Philip Barr, a physician at Duke for integrative medicine, recognizes and asserts new scientific data looking at the mental, emotional, and biophysical benefits of forest bathing and of being among trees in general. Rather poetically, he states in his article: the “healing rhythms of nature dissolve lingering issues and bring about profound peace of heart.”
Well, it could look like this:
…if you are into that. But more realistically, it could look like this:
So why is Shinrin-yoku relevant to urban forestry? Why would the benefits of forest bathing justify the need for trees in cities if the practice clearly takes place in, well, the forest?
Barr’s article in Thrive Global asked this same question.
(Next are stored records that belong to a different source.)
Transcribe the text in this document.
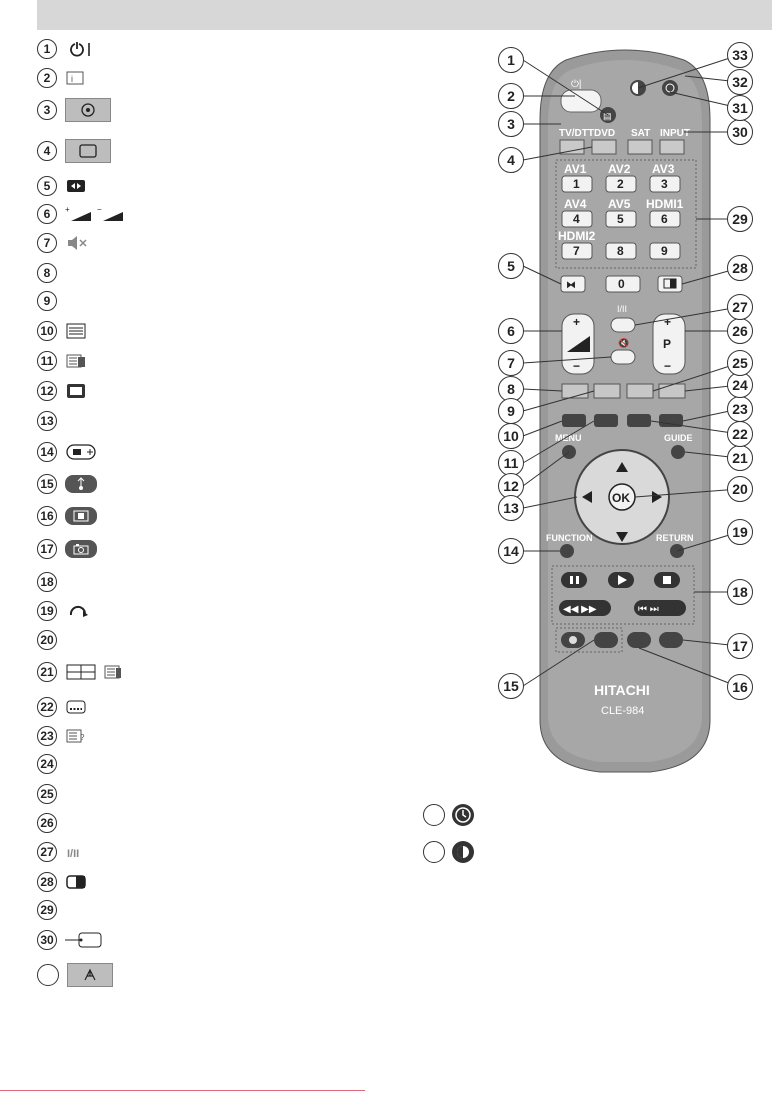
1
2	i
3
4
5
6	+	−
7
8
9
10
11
12
13
14
15
16
17
18
19
20
21
22
23	?
24
25
26
27	I/II
28
29
30
⏻|
▤
TV/DTT DVD SAT INPUT
AV1
1
AV2
2
AV3
3
AV4
4
AV5
5
HDMI1
6
HDMI2
7	8	9
0
⧓
+
−
+
P
−
I/II
🔇
MENU	GUIDE
OK
FUNCTION	RETURN
◀◀ ▶▶	⏮ ⏭
HITACHI
CLE-984
1
2
3
4
5
6
7
8
9
10
11
12
13
14
15	16
17
18
19
20
21
22
23
24
25
26
27
28
29
30
31
32
33
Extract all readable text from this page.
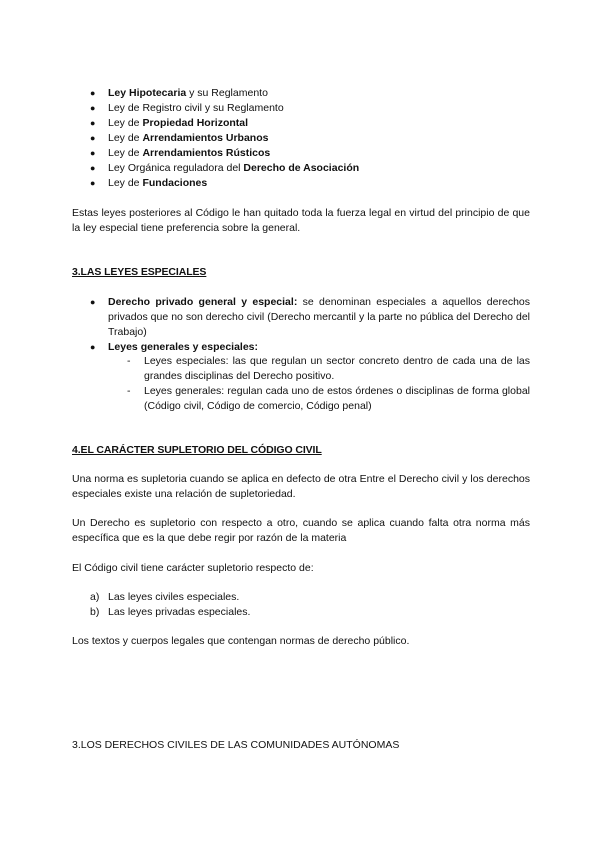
● Ley Hipotecaria y su Reglamento
● Ley de Registro civil y su Reglamento
● Ley de Propiedad Horizontal
● Ley de Arrendamientos Urbanos
● Ley de Arrendamientos Rústicos
● Ley Orgánica reguladora del Derecho de Asociación
● Ley de Fundaciones

Estas leyes posteriores al Código le han quitado toda la fuerza legal en virtud del principio de que la ley especial tiene preferencia sobre la general.

3.LAS LEYES ESPECIALES
● Derecho privado general y especial: se denominan especiales a aquellos derechos privados que no son derecho civil (Derecho mercantil y la parte no pública del Derecho del Trabajo)
● Leyes generales y especiales:
- Leyes especiales: las que regulan un sector concreto dentro de cada una de las grandes disciplinas del Derecho positivo.
- Leyes generales: regulan cada uno de estos órdenes o disciplinas de forma global (Código civil, Código de comercio, Código penal)
4.EL CARÁCTER SUPLETORIO DEL CÓDIGO CIVIL

Una norma es supletoria cuando se aplica en defecto de otra Entre el Derecho civil y los derechos especiales existe una relación de supletoriedad.

Un Derecho es supletorio con respecto a otro, cuando se aplica cuando falta otra norma más específica que es la que debe regir por razón de la materia

El Código civil tiene carácter supletorio respecto de:

a) Las leyes civiles especiales.
b) Las leyes privadas especiales.

Los textos y cuerpos legales que contengan normas de derecho público.

3.LOS DERECHOS CIVILES DE LAS COMUNIDADES AUTÓNOMAS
According to the Association of Nature and Forest Therapy, “forest bathing” could be as simple as “the practice of spending time in forested areas for the purpose of enhancing health, wellness, and happiness”. The key part of forest bathing is just being around trees themselves, since they produce compounds called phytoncides, which are shown to reduce stress and enhance human killer cell (NK) activity.
So what exactly is NK activity?
To break it down simply, NK cells are cells that kill tumor- or virus- infected cells by releasing anti-cancer proteins (perforin, granzymes, and granulysin). The increase in NK, caused by higher expression of these anti-cancer proteins, shows a beneficial effect on human immune systems.
Li Qing, an expert at the Nippon Medical School devotes much of his research to finding out the intricacies of how trees improve human immune health. In one of his first studies on the matter, he found that forest bathing may have beneficial effects on human immune function due to the essential oils found in trees, which enhance NK activity.
Qing’s later study in 2009 looked directly at forest bathing on immune functioning. In his study, subjects spent two to three nights in a forested area. Qing found that levels of perforin, granzyme A, and granulysin A/B (remember the anti-cancer proteins?) were significantly higher in these 2 to 3 days than those on days visited inside of a city, which did not increase NK activity at all. Not only this, but Qing also found that elevated NK levels lasted for over 30 days after the forest bathing trips. In his conclusion, Qing notes that several aspects from trees could to increases in NK activity, particularly the phytonicide compounds and capacity for trees to generate stress relief.
What have we learned? Studies show significant evidence that forest bathing has the capacity to aid stress reduction and improved mental health, and in the prevention of cancer generation and development.